It began to rain. In despair I cast myself down on the sand and beat it with my fists. I may have lost consciousness again.
At any rate, the next thing I knew was the now-familiar sound of hoofs. When I looked up, the horseman was almost upon me, for the sand had muffled the animal’s hoofbeats until it was quite close.
I blinked with incredulity. For an instant I thought I must be back in the Classical era still. The man was a warrior armed and armored in a style much like that of ancient times. At first he seemed to be wearing a helmet of Classical Hellenic type. When he came closer I saw that this was not quite true, for the crest was made of feathers instead of horsehair. The nasal and cheek-plates hid most of his face, but he seemed dark and beardless. He wore a shirt of scalemail, long leather trousers, and low shoes. He had a bow and a small shield hung from his saddle and a slender lance slung across his back by a strap. I saw that this could not be ancient times because the horse was fitted with a large, well-molded saddle and stirrups.
As I watched the man stupidly, he whisked the lance out of its boot. He spoke in an unknown language.
I got up, holding my hands over my head in surrender. The man kept repeating his question, louder and louder, and making jabbing motions. All I could say was “I don’t understand” in the languages I knew, none of which seemed familiar to him.
Finally he maneuvered his horse around to the other side of me, barked a command, pointed along the beach the way he had come, and prodded me with the butt of the lance. Off I limped, with rain, blood, and tears running down my hide.

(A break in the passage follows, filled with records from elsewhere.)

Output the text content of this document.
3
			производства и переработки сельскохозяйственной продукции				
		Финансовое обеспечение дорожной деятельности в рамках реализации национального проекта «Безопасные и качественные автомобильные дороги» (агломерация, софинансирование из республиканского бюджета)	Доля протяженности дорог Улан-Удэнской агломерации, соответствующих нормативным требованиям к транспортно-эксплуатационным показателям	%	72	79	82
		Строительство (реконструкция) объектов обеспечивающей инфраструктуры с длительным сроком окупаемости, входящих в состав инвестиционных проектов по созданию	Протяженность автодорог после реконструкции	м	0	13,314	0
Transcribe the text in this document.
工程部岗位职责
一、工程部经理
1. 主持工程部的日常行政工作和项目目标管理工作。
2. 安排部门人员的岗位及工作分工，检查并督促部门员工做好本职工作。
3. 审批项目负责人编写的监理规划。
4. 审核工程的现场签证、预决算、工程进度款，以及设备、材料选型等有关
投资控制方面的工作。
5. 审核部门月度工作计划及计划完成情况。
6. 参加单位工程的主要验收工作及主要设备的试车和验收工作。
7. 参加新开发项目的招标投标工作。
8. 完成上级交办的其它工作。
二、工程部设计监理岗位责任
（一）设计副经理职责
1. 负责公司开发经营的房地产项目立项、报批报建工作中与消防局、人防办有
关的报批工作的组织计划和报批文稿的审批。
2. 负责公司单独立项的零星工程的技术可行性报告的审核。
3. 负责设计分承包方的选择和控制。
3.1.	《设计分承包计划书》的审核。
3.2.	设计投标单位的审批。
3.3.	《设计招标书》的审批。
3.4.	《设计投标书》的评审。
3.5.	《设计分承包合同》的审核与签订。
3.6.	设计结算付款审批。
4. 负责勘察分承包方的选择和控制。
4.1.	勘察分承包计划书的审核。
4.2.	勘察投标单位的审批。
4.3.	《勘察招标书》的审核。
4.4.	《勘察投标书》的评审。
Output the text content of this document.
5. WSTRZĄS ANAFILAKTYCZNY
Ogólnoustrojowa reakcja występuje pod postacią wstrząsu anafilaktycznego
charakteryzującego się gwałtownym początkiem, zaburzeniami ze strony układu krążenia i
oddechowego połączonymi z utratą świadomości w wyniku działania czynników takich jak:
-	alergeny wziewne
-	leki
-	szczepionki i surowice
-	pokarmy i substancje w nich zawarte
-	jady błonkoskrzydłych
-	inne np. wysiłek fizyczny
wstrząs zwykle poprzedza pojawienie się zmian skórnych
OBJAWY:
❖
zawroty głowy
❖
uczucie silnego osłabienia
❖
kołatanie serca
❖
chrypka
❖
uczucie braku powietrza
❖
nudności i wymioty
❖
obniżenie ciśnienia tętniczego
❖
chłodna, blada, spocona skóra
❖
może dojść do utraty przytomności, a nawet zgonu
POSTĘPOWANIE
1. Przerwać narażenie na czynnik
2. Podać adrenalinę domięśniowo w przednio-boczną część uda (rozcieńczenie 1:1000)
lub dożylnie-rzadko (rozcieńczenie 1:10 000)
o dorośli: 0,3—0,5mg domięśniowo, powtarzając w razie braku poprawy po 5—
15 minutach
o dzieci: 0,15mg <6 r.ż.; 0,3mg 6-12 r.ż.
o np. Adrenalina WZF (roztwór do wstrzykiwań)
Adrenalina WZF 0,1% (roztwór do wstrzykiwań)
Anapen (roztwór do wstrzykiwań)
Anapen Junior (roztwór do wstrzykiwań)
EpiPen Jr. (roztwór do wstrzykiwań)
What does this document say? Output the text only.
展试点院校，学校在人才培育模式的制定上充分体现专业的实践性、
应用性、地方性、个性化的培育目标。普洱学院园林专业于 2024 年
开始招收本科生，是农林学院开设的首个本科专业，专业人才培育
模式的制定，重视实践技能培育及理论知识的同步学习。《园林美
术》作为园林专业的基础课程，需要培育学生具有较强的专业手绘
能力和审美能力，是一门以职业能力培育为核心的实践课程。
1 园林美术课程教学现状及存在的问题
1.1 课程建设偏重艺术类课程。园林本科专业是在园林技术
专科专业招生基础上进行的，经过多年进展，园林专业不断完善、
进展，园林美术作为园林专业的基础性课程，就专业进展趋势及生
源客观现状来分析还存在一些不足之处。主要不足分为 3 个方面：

You know the rest, more or less. Since I could not give an intelligible account of myself, the Sachim of Lenape, Wayotan the Fat, claimed me as a slave. For fourteen years I labored on his estate at such occupations as feeding hogs and chopping kindling. When Wayotan died and the present Sachim was elected, he decided I was too old for that kind of work, especially as I was half crippled from the beatings of Wayotan and his overseers. Learning that I had some knowledge of letters—for I had picked up spoken and written Algonkian in spite of my wretched lot—he freed me and made me official librarian.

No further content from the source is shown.